Completing the Archives, or How We’re Extending the Life of Web-Based Digital Scholarship
We are excited to announce a milestone in our archiving efforts, which have been in careful development since soon after Stanford University Press’s Mellon-funded digital publishing initiative began.
Two of SUP’s seven digital web-based publications have now been fully archived, and the public-facing archive packages have been integrated into each publication’s landing page. Visitors to the landing page of these live web publications can now click into an “Archive” page where they can read about and select from the various archive versions of the project. These versions include a web archive, a digital repository collection, project documentation, and (when available) an emulation. While I’ve described all these archiving solutions in other posts as we’ve explored, tested, and developed them, it’s worth summarizing the final formats here as they’re represented in the packages we’re now making public.

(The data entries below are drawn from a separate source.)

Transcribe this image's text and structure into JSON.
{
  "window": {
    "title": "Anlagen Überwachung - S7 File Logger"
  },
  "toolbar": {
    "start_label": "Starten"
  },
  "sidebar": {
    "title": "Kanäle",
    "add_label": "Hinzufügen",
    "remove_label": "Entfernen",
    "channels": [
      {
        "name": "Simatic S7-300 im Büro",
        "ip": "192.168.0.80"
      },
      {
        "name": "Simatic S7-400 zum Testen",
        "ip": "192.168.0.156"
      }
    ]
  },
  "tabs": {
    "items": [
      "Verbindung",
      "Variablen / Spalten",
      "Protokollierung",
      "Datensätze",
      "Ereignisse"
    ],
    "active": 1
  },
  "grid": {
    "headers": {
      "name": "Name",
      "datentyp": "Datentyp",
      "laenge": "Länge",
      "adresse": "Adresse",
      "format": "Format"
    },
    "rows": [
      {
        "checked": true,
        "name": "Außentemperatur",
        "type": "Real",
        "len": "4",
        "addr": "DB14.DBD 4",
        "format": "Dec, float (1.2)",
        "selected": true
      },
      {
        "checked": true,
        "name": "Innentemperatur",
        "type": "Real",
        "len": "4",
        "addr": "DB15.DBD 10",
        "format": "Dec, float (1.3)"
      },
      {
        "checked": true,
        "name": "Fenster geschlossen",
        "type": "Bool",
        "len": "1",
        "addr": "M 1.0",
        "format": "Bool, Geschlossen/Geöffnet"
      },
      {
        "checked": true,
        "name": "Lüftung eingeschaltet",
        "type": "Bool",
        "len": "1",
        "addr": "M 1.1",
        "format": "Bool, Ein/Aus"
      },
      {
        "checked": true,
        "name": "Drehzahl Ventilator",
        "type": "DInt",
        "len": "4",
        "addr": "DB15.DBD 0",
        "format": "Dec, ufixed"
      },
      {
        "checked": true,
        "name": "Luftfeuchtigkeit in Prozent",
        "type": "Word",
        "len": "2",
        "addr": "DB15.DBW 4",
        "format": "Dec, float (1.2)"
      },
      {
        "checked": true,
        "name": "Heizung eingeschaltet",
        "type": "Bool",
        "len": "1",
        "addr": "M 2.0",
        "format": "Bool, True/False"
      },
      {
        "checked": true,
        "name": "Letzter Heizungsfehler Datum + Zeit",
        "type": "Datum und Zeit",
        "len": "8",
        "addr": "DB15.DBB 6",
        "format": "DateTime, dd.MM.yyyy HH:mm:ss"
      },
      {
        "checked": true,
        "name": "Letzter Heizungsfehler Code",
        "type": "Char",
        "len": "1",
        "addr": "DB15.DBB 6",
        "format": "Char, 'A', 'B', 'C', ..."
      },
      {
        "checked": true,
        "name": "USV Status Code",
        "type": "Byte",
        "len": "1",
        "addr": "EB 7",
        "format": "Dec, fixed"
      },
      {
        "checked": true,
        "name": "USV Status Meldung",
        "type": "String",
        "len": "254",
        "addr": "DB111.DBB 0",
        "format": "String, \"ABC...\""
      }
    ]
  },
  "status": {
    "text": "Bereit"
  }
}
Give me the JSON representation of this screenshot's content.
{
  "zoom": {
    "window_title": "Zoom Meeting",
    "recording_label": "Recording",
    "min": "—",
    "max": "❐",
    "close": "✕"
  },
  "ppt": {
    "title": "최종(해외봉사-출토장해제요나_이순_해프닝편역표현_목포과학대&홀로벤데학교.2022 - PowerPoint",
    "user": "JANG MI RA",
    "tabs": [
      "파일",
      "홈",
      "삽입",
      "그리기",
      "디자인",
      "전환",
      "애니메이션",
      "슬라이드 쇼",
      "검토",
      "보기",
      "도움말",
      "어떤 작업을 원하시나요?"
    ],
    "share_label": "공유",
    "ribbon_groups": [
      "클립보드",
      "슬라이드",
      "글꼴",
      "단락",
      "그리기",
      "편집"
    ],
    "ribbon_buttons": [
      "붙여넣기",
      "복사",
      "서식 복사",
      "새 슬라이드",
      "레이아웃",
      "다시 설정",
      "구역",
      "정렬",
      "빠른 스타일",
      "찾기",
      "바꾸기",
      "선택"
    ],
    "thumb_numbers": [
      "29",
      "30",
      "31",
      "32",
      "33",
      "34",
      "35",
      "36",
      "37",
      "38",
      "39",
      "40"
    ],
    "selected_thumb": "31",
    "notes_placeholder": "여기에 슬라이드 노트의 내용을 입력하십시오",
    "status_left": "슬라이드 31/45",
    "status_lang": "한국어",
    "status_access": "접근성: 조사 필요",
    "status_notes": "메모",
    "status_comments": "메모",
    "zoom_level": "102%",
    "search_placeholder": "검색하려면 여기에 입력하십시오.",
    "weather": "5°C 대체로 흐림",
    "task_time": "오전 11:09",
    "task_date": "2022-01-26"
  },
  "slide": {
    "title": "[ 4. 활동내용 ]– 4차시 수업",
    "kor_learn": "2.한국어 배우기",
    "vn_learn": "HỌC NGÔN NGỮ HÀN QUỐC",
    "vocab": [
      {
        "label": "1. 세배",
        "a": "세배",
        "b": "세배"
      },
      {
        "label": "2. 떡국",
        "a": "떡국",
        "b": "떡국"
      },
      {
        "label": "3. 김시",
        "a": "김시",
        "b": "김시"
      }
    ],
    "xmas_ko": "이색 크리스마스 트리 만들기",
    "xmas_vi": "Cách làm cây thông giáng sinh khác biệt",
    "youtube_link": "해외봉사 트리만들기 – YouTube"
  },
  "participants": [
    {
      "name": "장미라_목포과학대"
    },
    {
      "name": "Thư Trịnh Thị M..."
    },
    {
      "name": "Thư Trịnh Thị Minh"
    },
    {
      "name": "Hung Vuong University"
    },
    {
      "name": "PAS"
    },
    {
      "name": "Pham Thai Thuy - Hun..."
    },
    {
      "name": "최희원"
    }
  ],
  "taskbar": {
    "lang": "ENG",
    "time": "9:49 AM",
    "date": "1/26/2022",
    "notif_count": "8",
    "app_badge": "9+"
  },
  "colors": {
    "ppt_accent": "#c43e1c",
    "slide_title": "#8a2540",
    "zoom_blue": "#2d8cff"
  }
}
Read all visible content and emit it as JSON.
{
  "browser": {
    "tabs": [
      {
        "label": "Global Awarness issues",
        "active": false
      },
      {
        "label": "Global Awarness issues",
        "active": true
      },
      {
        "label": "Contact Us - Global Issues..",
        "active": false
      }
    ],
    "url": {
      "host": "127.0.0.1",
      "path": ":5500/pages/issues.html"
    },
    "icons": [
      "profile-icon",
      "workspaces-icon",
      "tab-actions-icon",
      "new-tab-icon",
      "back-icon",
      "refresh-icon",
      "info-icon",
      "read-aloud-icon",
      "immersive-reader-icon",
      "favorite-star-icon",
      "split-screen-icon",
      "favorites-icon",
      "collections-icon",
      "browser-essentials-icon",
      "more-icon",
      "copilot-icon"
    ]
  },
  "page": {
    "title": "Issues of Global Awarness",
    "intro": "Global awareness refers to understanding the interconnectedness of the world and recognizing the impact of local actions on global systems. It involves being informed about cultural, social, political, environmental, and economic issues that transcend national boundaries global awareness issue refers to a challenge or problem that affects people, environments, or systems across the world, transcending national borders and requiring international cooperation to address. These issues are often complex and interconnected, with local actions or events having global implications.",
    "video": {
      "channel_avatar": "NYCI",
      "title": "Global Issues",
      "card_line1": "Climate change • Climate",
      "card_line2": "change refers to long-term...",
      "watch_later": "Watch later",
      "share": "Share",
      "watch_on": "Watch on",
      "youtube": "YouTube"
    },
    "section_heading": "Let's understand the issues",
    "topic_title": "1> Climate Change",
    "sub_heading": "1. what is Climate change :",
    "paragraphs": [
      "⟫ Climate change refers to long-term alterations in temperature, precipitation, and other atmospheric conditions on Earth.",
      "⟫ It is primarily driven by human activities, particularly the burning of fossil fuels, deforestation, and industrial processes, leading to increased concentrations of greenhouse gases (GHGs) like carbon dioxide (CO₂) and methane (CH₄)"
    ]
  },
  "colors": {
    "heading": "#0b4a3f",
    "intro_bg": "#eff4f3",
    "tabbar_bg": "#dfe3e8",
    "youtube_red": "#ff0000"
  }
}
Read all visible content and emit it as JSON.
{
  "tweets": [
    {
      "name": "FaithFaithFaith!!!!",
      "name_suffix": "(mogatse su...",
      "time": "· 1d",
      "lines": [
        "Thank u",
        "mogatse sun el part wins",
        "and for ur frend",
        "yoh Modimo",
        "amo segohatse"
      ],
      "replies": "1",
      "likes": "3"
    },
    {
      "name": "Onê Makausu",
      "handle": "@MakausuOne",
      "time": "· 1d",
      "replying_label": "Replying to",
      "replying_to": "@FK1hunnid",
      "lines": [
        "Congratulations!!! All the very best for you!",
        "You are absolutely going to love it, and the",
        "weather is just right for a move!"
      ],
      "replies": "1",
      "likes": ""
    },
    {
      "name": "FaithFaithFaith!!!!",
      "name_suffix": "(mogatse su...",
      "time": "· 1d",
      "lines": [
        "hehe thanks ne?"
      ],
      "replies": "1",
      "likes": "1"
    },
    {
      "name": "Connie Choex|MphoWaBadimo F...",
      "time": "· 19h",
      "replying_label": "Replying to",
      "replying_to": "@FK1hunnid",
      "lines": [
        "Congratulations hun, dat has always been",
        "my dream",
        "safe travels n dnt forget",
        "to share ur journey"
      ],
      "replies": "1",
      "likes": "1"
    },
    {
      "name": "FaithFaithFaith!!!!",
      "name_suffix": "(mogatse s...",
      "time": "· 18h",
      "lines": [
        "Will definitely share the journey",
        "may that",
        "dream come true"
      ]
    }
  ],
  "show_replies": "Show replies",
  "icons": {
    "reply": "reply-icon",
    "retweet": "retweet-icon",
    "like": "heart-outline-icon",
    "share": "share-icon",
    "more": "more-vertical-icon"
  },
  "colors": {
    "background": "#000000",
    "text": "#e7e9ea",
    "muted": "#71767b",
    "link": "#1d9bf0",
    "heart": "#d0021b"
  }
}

The web archive version of each publication most closely matches the live version in that readers are able to navigate independently through the publication, interacting with all its features–whether they be maps, 3d environments, videos, pop-ups, or just plain hyperlinks–in the same way they would in the live version. If you’ve ever viewed content on the Wayback Machince, you’ve viewed a web archive. The difference between the Wayback Machine and these web archives, though, is that ours have been custom created by carefully crawling (and manually patching when necessary) every aspect of the project to ensure there are no dead ends or holes where media should be. The archive is then served through a playback system, which is nearly invisible, on a simple html page. Thanks for these web archives go to Webrecorder, who, as a sub-awardee of our current Mellon grant, was able to meet the specific challenges of our complex and highly dynamic web publications. There are only a handful of web archiving tools and solutions out there, and so far, the Webrecorder suite has been the only one that can address the unique needs of these innovative publications. The addition of full-text search for the web archives has also set Webrecorder apart as a tool especially amenable to scholarly content. In addition to the ever-astounding talent and problem-solving skills of Ilya Kreymer of Webrecorder, thanks are due to Anna Perricci, Nicholas Taylor, Thib Guicherd-Callin, and the wider web archiving community who have shared advice and welcomed my perspective as I’ve attempted to learn their trade and sought to introduce it to scholarly communication in more meaningful ways.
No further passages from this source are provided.